The corps had been operating under a 2002 agreement that only two of the four reversible units would be operated during warmer months. Now that the oxygen system on the lower lake is fully active, that restriction has been lifted.
In addition to including hybrid bass in the study this year, one other difference is the use of external tags to let anglers know their fish has a transmitter inside.
“With fish tagged in previous years, there was no way for an angler to know it was there unless they filleted it,” he said. “This year they will see a bright yellow tag.”
Anyone who lands a tagged fish is welcome to keep it, but the researchers would like the transmitter back, along with details of where and when the fish was caught.
“We want them to do whatever they normally do with their fish,” he said. “If they harvest it, we’d like them to report and send back tag and transmitter; if they release the fish, they can clip the external tag from its back for a reward.”
Each tag has a small cash value.
BENDERDINKER: Even with some morning drizzle, the April 27 Benderdinker canoe and kayak music festival was deemed a success, and a date has already been set for the third round of paddling in 2014.
“In the end, we were able to get over 500 boats on the water and through Champions Retreat Golf Course with ease,” said Kristina Williams, the event’s founder. “I am told the golfers enjoyed watching it all go on and we were not a disruption to them at all.

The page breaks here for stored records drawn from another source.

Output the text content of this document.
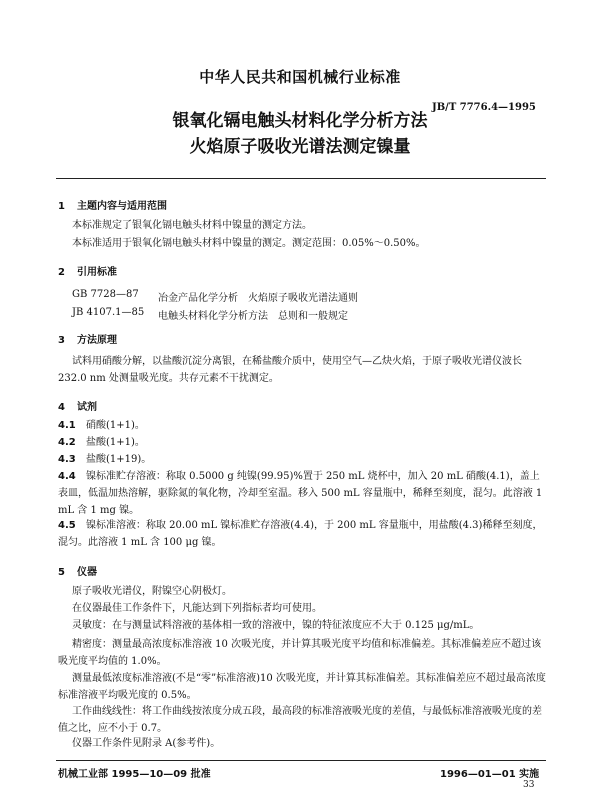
中华人民共和国机械行业标准
JB/T 7776.4—1995
银氧化镉电触头材料化学分析方法
火焰原子吸收光谱法测定镍量
1 主题内容与适用范围
本标准规定了银氧化镉电触头材料中镍量的测定方法。
本标准适用于银氧化镉电触头材料中镍量的测定。测定范围：0.05%～0.50%。
2 引用标准
GB 7728—87 冶金产品化学分析　火焰原子吸收光谱法通则
JB 4107.1—85 电触头材料化学分析方法　总则和一般规定
3 方法原理
试料用硝酸分解，以盐酸沉淀分离银，在稀盐酸介质中，使用空气—乙炔火焰，于原子吸收光谱仪波长 232.0 nm 处测量吸光度。共存元素不干扰测定。
4 试剂
4.1 硝酸(1+1)。
4.2 盐酸(1+1)。
4.3 盐酸(1+19)。
4.4 镍标准贮存溶液：称取 0.5000 g 纯镍(99.95)%置于 250 mL 烧杯中，加入 20 mL 硝酸(4.1)，盖上表皿，低温加热溶解，驱除氮的氧化物，冷却至室温。移入 500 mL 容量瓶中，稀释至刻度，混匀。此溶液 1 mL 含 1 mg 镍。
4.5 镍标准溶液：称取 20.00 mL 镍标准贮存溶液(4.4)，于 200 mL 容量瓶中，用盐酸(4.3)稀释至刻度，混匀。此溶液 1 mL 含 100 μg 镍。
5 仪器
原子吸收光谱仪，附镍空心阴极灯。
在仪器最佳工作条件下，凡能达到下列指标者均可使用。
灵敏度：在与测量试料溶液的基体相一致的溶液中，镍的特征浓度应不大于 0.125 μg/mL。
精密度：测量最高浓度标准溶液 10 次吸光度，并计算其吸光度平均值和标准偏差。其标准偏差应不超过该吸光度平均值的 1.0%。
测量最低浓度标准溶液(不是“零”标准溶液)10 次吸光度，并计算其标准偏差。其标准偏差应不超过最高浓度标准溶液平均吸光度的 0.5%。
工作曲线线性：将工作曲线按浓度分成五段，最高段的标准溶液吸光度的差值，与最低标准溶液吸光度的差值之比，应不小于 0.7。
仪器工作条件见附录 A(参考件)。
机械工业部 1995—10—09 批准	1996—01—01 实施
33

So with that, thank you all for being so graceful and compliant – it makes our job easier next year.”
‘CHRONICLE’ HONOR: The Augusta Chronicle won first place (newspaper division) in the Georgia Outdoor Writers Association’s 2012 Excellence in Craft competition for a May 13, 2012 outdoors column about golf pro Vaughn Taylor making a “piscatorial hole-in-one” by landing a 56-pound, 2-ounce striper that set a new species record for the Savannah River.
Entries for the annual competition were judged by professional outdoor writers in Florida and announced last weekend at the group’s annual conference held in Albany, Ga.